Unruhiges Gemurmel. Wie ein müder Lehrer hob Berg, um Ruhe zu erbitten, sachte die Hand. Er schwankte sichtlich.
„Ich denke, jemand von Ihnen spielt Schach?“
Niemand sagte etwas. Alle wußten, daß in der Folge etwas anderes aufs Tapet kommen würde, als eine Lektion über ein Taktikspiel – etwas ganz anderes.
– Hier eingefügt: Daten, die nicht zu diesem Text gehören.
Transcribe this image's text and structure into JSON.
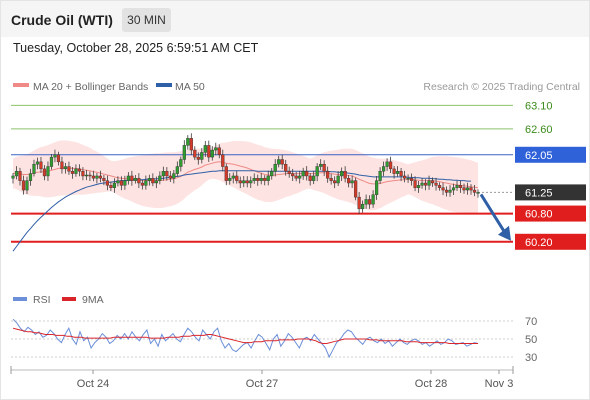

„Nun, es ist so: Schach – und die Frage, um die es geht, lautet: Was tun, wenn der eigene König bedroht und wehrlos ist? – Um das Spiel noch zu gewinnen, muß er alles riskieren.“ Seine Hände massierten immer wieder seine Schläfen. Sein Kopf ruckte merkwürdig hin und her. Fahrig fuhr er fort: „Die Sache ist, wir stecken in der größten Partie aller Zeiten. Und die Chance, sie zu gewinnen, ist verschwindend klein.“ Er straffte sich räuspernd; seine Stimme wurde fester.
Wer seid ihr?
Wir sind hier.
„Nein. Nein; ich will das nicht...“ Er schlug sich selbst auf den Schädel.
Wir sind stark.
„Nein!“
Die Zuschauer erschraken. Monterrey und Bals waren alarmiert. Berg fing sich scheinbar. Seine Haltung wurde sicherer, stabiler. Aber sein Blick war mit einem Mal starr, wie gläsern. „Meine Damen und Herren...“
Seine Stimme...
, dachte Monterrey besorgt.
„Ich habe Neuigkeiten für Sie, Sie alle...“
Dann gerieten die Dinge rasch außer Kontrolle. Plötzlich stand einer der Gäste auf der Galerie ungelenk auf, ein großer Schwarzer mit kurzem Afrohaarschnitt und dicken Sonnengläsern, überwand die gläserne Trennscheibe und sprang hinab auf den Boden des Presseraumes. Besuchern wie Reportern entfuhr ein Aufschrei. Man nahm gemeinhin an, der Kerl würde sich bei einem Sprung aus solcher Höhe die Beine brechen. Tatsächlich blieb er nur kurz auf dem Teppich liegen, um dann ruckartig aufzustehen und auf Berg zuzugehen. Er näherte sich dem Rednerpult mit steifen, ungestalten Schritten, aber unheimlich schnell. Sich der Sonnenbrille entledigt, hob er beide Arme und zeigte seine Handflächen Berg. Der hatte aufgehört zu sprechen und betrachtete ihn konzentriert. Aber nicht erstaunt oder ängstlich. Nur wachsam.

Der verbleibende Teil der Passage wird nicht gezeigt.